Czy masz w swoim komputerze antywirusa?
Antywirus skanuje na bieżąco system w poszukiwaniu nieproszonych gości.
Gdy podpinasz pendrive, to zaleca jego skan.
Gdy wykryje jakieś niebezpieczne strony, to alarmuje.
Masz taki system, prawda?
Pewnie, że tak. Inaczej Twój komputer by długo nie podziałał.
Ty też masz zainstalowane oprogramowanie w swojej głowie.
Gdy się rodzisz masz pewne ustawienia fabryczne.
Otoczenie, w jakim żyjesz je edytuje.
Twoi rodzice, dziadkowie, nauczyciele, rówieśnicy.
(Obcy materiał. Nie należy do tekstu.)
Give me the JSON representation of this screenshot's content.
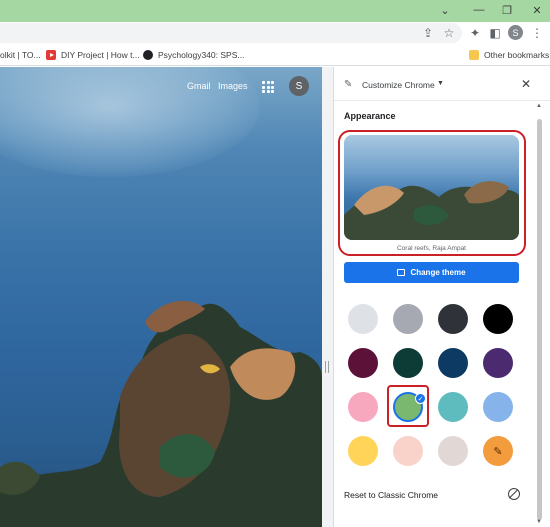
{
  "bookmarks": [
    {
      "label": "olkit | TO..."
    },
    {
      "label": "DIY Project | How t..."
    },
    {
      "label": "Psychology340: SPS..."
    },
    {
      "label": "Other bookmarks"
    }
  ],
  "profile_initial": "S",
  "ntp": {
    "gmail": "Gmail",
    "images": "Images"
  },
  "panel": {
    "title": "Customize Chrome",
    "section": "Appearance",
    "theme_caption": "Coral reefs, Raja Ampat",
    "change_theme": "Change theme",
    "reset": "Reset to Classic Chrome"
  },
  "colors": {
    "swatches": [
      "#dee1e6",
      "#a6a8b2",
      "#2f3339",
      "#000000",
      "#5c1138",
      "#0d3b36",
      "#0d3a63",
      "#4b2a70",
      "#f7a8bf",
      "#7bb86f",
      "#5ebbbe",
      "#86b4ea",
      "#ffd458",
      "#f9d3c9",
      "#e1d7d4",
      "#f29c3e"
    ],
    "selected": "#7bb86f",
    "accent": "#1a73e8",
    "highlight": "#cc2027",
    "titlebar": "#a5d7a3"
  }
}
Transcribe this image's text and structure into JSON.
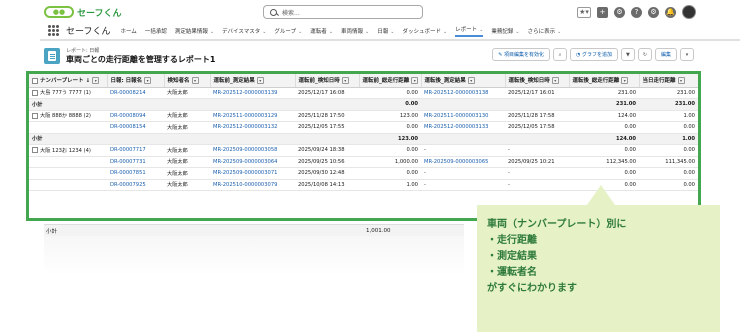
{
  "header": {
    "logo_text": "セーフくん",
    "logo_badge": "●●",
    "search_placeholder": "検索..."
  },
  "nav": {
    "app_name": "セーフくん",
    "items": [
      {
        "label": "ホーム",
        "chevron": ""
      },
      {
        "label": "一括承認",
        "chevron": ""
      },
      {
        "label": "測定結果情報",
        "chevron": "⌄"
      },
      {
        "label": "デバイスマスタ",
        "chevron": "⌄"
      },
      {
        "label": "グループ",
        "chevron": "⌄"
      },
      {
        "label": "運転者",
        "chevron": "⌄"
      },
      {
        "label": "車両情報",
        "chevron": "⌄"
      },
      {
        "label": "日報",
        "chevron": "⌄"
      },
      {
        "label": "ダッシュボード",
        "chevron": "⌄"
      },
      {
        "label": "レポート",
        "chevron": "⌄"
      },
      {
        "label": "業務記録",
        "chevron": "⌄"
      },
      {
        "label": "さらに表示",
        "chevron": "⌄"
      }
    ]
  },
  "page": {
    "subtitle": "レポート: 日報",
    "title": "車両ごとの走行距離を管理するレポート1",
    "btn_filter": "項目編集を有効化",
    "btn_graph": "グラフを追加",
    "btn_edit": "編集"
  },
  "table": {
    "columns": [
      "ナンバープレート ↓",
      "日報: 日報名",
      "検知者名",
      "運転前_測定結果",
      "運転前_検知日時",
      "運転前_総走行距離",
      "運転後_測定結果",
      "運転後_検知日時",
      "運転後_総走行距離",
      "当日走行距離"
    ],
    "rows": [
      {
        "type": "data",
        "cells": [
          "大島 777う 7777 (1)",
          "DR-00008214",
          "大阪太郎",
          "MR-202512-0000003139",
          "2025/12/17 16:08",
          "0.00",
          "MR-202512-0000003138",
          "2025/12/17 16:01",
          "231.00",
          "231.00"
        ],
        "checkbox": true
      },
      {
        "type": "sub",
        "cells": [
          "小計",
          "",
          "",
          "",
          "",
          "0.00",
          "",
          "",
          "231.00",
          "231.00"
        ]
      },
      {
        "type": "data",
        "cells": [
          "大阪 888か 8888 (2)",
          "DR-00008094",
          "大阪太郎",
          "MR-202511-0000003129",
          "2025/11/28 17:50",
          "123.00",
          "MR-202511-0000003130",
          "2025/11/28 17:58",
          "124.00",
          "1.00"
        ],
        "checkbox": true
      },
      {
        "type": "data",
        "cells": [
          "",
          "DR-00008154",
          "大阪太郎",
          "MR-202512-0000003132",
          "2025/12/05 17:55",
          "0.00",
          "MR-202512-0000003133",
          "2025/12/05 17:58",
          "0.00",
          "0.00"
        ]
      },
      {
        "type": "sub",
        "cells": [
          "小計",
          "",
          "",
          "",
          "",
          "123.00",
          "",
          "",
          "124.00",
          "1.00"
        ]
      },
      {
        "type": "data",
        "cells": [
          "大阪 123お 1234 (4)",
          "DR-00007717",
          "大阪太郎",
          "MR-202509-0000003058",
          "2025/09/24 18:38",
          "0.00",
          "-",
          "-",
          "0.00",
          "0.00"
        ],
        "checkbox": true
      },
      {
        "type": "data",
        "cells": [
          "",
          "DR-00007731",
          "大阪太郎",
          "MR-202509-0000003064",
          "2025/09/25 10:56",
          "1,000.00",
          "MR-202509-0000003065",
          "2025/09/25 10:21",
          "112,345.00",
          "111,345.00"
        ]
      },
      {
        "type": "data",
        "cells": [
          "",
          "DR-00007851",
          "大阪太郎",
          "MR-202509-0000003071",
          "2025/09/30 12:48",
          "0.00",
          "-",
          "-",
          "0.00",
          "0.00"
        ]
      },
      {
        "type": "data",
        "cells": [
          "",
          "DR-00007925",
          "大阪太郎",
          "MR-202510-0000003079",
          "2025/10/08 14:13",
          "1.00",
          "-",
          "-",
          "0.00",
          "0.00"
        ]
      }
    ]
  },
  "total": {
    "label": "小計",
    "value": "1,001.00"
  },
  "callout": {
    "lines": [
      "車両（ナンバープレート）別に",
      "・走行距離",
      "・測定結果",
      "・運転者名",
      "がすぐにわかります"
    ]
  },
  "colors": {
    "frame": "#42a74f",
    "callout_bg": "#e6f2c6",
    "callout_text": "#2e7a3b",
    "link": "#1b5fae"
  }
}
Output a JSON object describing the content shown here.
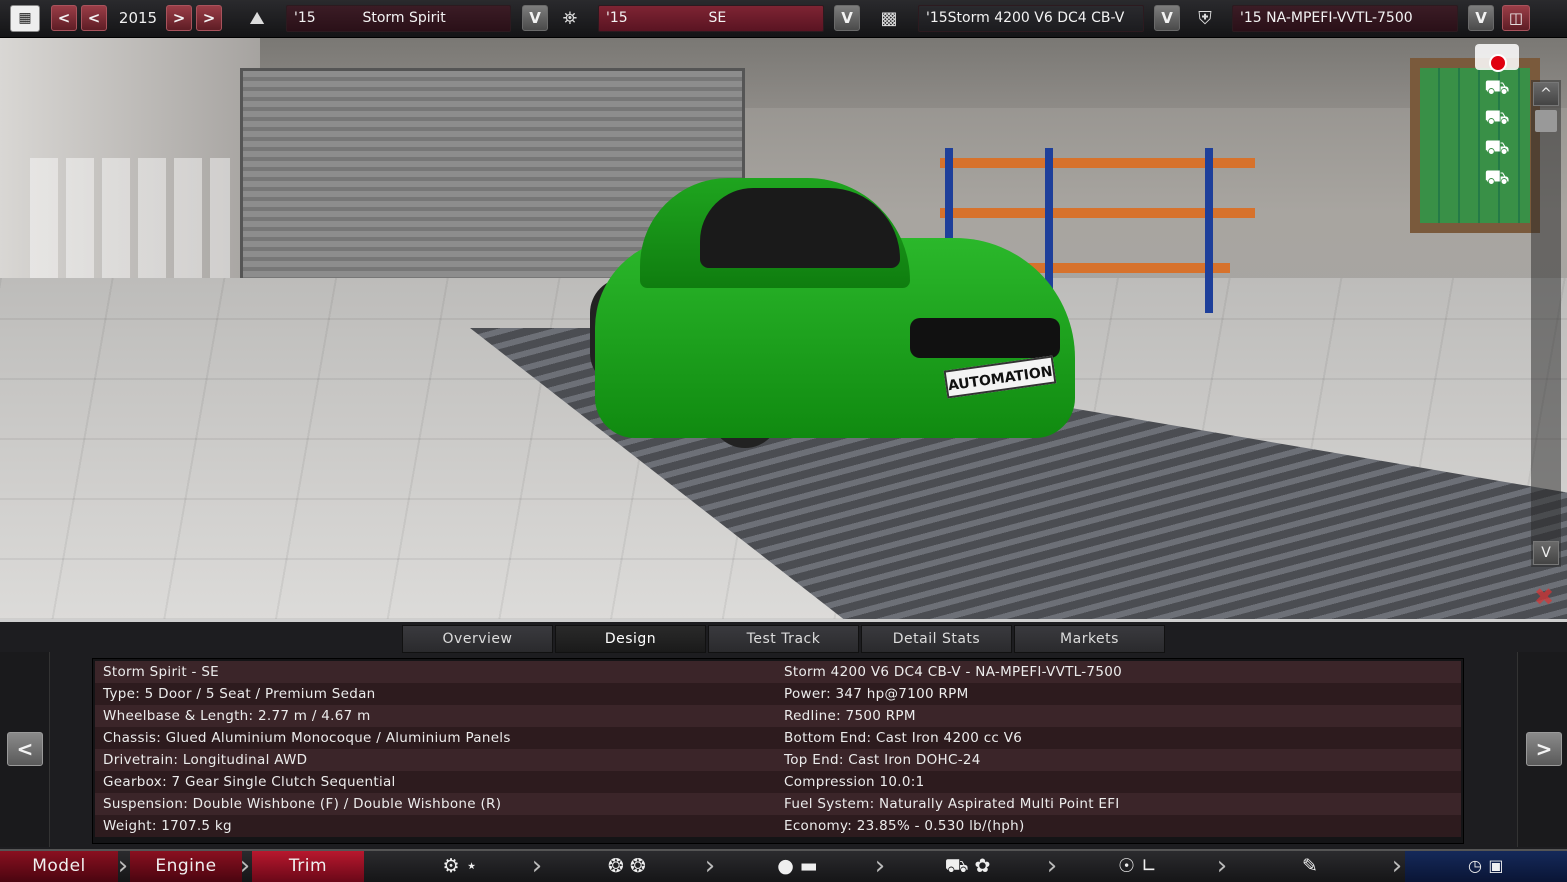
{
  "topbar": {
    "calendar_icon": "calendar-icon",
    "year": "2015",
    "model": {
      "year": "'15",
      "name": "Storm Spirit"
    },
    "trim": {
      "year": "'15",
      "name": "SE"
    },
    "engine_family": {
      "text": "'15Storm 4200 V6 DC4 CB-V"
    },
    "engine_variant": {
      "text": "'15  NA-MPEFI-VVTL-7500"
    },
    "prev_fast": "<",
    "prev": "<",
    "next": ">",
    "next_fast": ">",
    "dropdown": "V"
  },
  "scene": {
    "plate_text": "AUTOMATION",
    "scroll_up": "^",
    "scroll_down": "V"
  },
  "tabs": [
    "Overview",
    "Design",
    "Test Track",
    "Detail Stats",
    "Markets"
  ],
  "active_tab": "Design",
  "info": {
    "left": [
      "Storm Spirit - SE",
      "Type: 5 Door / 5 Seat / Premium Sedan",
      "Wheelbase & Length: 2.77 m / 4.67 m",
      "Chassis: Glued Aluminium Monocoque / Aluminium Panels",
      "Drivetrain: Longitudinal AWD",
      "Gearbox: 7 Gear Single Clutch Sequential",
      "Suspension: Double Wishbone (F) / Double Wishbone (R)",
      "Weight: 1707.5 kg"
    ],
    "right": [
      "Storm 4200 V6 DC4 CB-V - NA-MPEFI-VVTL-7500",
      "Power: 347 hp@7100 RPM",
      "Redline: 7500 RPM",
      "Bottom End: Cast Iron 4200 cc V6",
      "Top End: Cast Iron DOHC-24",
      "Compression 10.0:1",
      "Fuel System: Naturally Aspirated Multi Point EFI",
      "Economy: 23.85% - 0.530 lb/(hph)"
    ],
    "prev_arrow": "<",
    "next_arrow": ">"
  },
  "bottomnav": {
    "model": "Model",
    "engine": "Engine",
    "trim": "Trim"
  }
}
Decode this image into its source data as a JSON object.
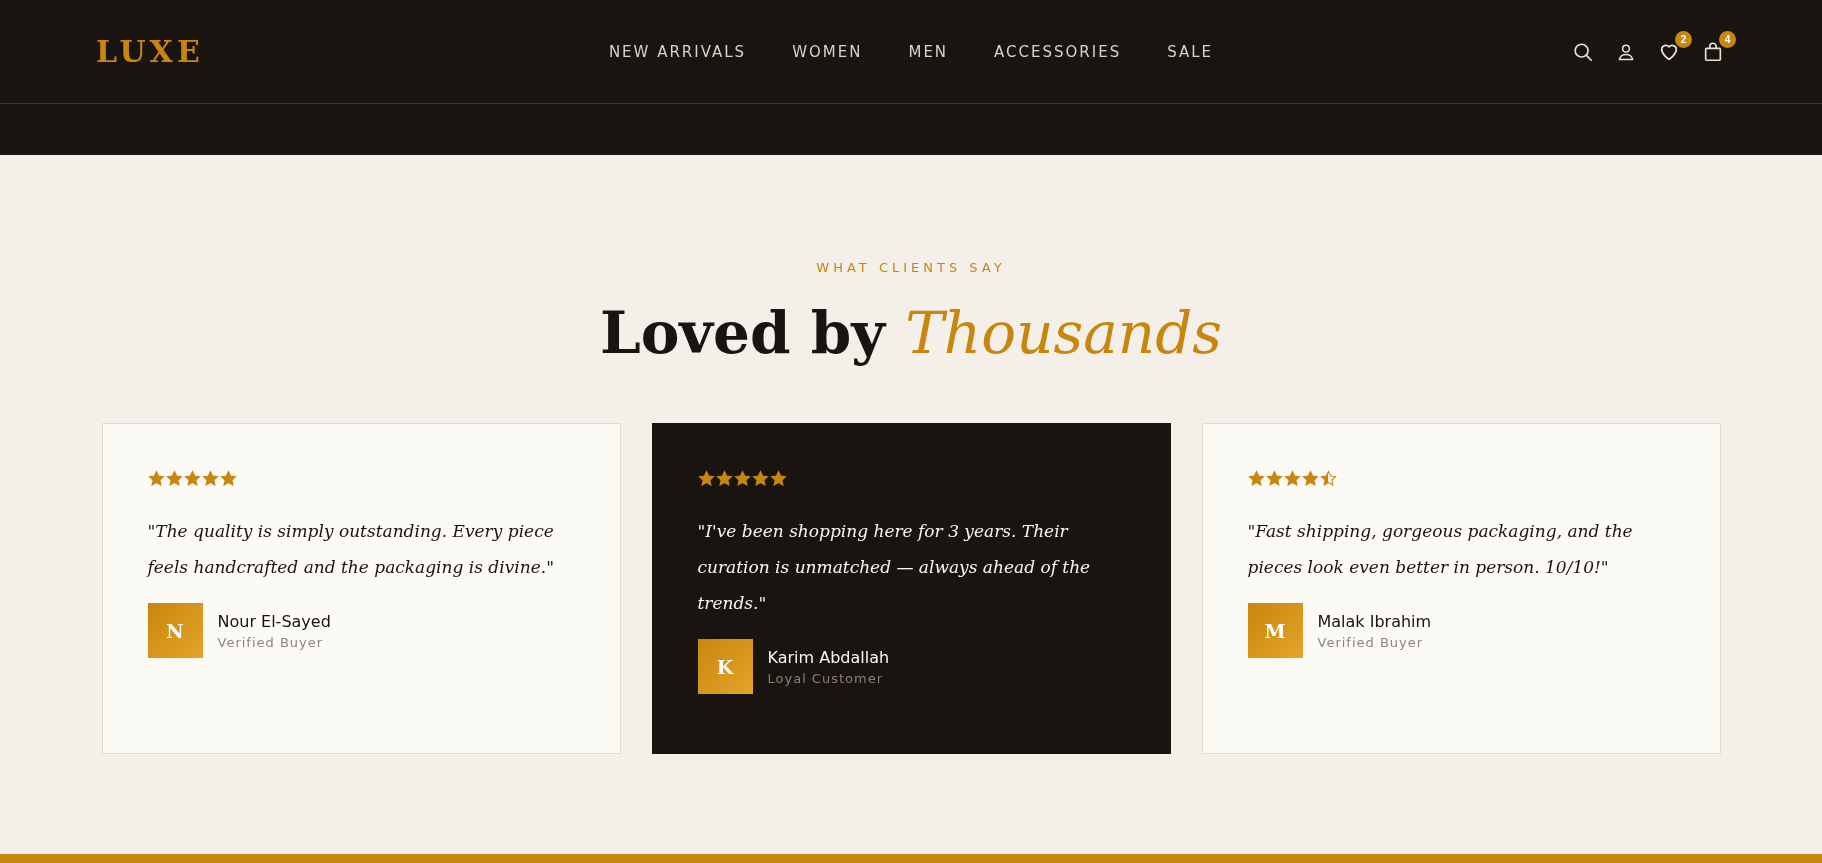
{
  "header": {
    "logo": "LUXE",
    "nav": [
      {
        "label": "NEW ARRIVALS"
      },
      {
        "label": "WOMEN"
      },
      {
        "label": "MEN"
      },
      {
        "label": "ACCESSORIES"
      },
      {
        "label": "SALE"
      }
    ],
    "icons": [
      {
        "kind": "search"
      },
      {
        "kind": "account"
      },
      {
        "kind": "wishlist",
        "badge": "2"
      },
      {
        "kind": "cart",
        "badge": "4"
      }
    ]
  },
  "section": {
    "eyebrow": "WHAT CLIENTS SAY",
    "title_plain": "Loved by",
    "title_accent": "Thousands"
  },
  "testimonials": [
    {
      "stars": 5,
      "highlighted": false,
      "quote": "\"The quality is simply outstanding. Every piece feels handcrafted and the packaging is divine.\"",
      "initial": "N",
      "name": "Nour El-Sayed",
      "role": "Verified Buyer"
    },
    {
      "stars": 5,
      "highlighted": true,
      "quote": "\"I've been shopping here for 3 years. Their curation is unmatched — always ahead of the trends.\"",
      "initial": "K",
      "name": "Karim Abdallah",
      "role": "Loyal Customer"
    },
    {
      "stars": 4.5,
      "highlighted": false,
      "quote": "\"Fast shipping, gorgeous packaging, and the pieces look even better in person. 10/10!\"",
      "initial": "M",
      "name": "Malak Ibrahim",
      "role": "Verified Buyer"
    }
  ]
}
I tak dalej.
Twój antywirus najczęściej w tym czasie nie działa.
Nie został zainstalowany.
Przyjmujesz wszystko, co mówią Twoje autorytety jako własne prawdy.
Pewnego dnia najczęściej już jako dorosła osoba, orientujesz się, że z Twoim oprogramowaniem jest coś nie tak.
Że przydałyby się jakieś aktualizacje.
Że zainstalowano na nim programy i aplikacje, które nie są spójne z Tobą.
W koszu roi się od plików, jednak wciąż znajdują się w systemie…
Podejmujesz decyzję, że chcesz swój system zmienić.
Naprawić. Ulepszyć. Dopasować do Ciebie.
Możesz przywrócić ustawienia fabryczne.
Możesz zrobić w systemie porządki.
Możesz wynająć informatyka, który pomoże zrobić reset.
Po tych naprawach instalujesz antywirusa.
Ustalasz, co Twój system przyjmuje, na co alarmuje, a czego absolutnie nie pozwala instalować.
To jest moment, gdy Ty decydujesz.
Jeśli Twoje oprogramowanie to przekonania, schematy, myśli,
Twoim informatykiem będę Ja,
a resetu dokonamy za pomocą zeszytoterapii, to WSZELKIE PÓŹNIEJSZE AKTUALIZACJE BĘDZIESZ POTRAFIŁA WYKONYWAĆ SAMODZIELNIE.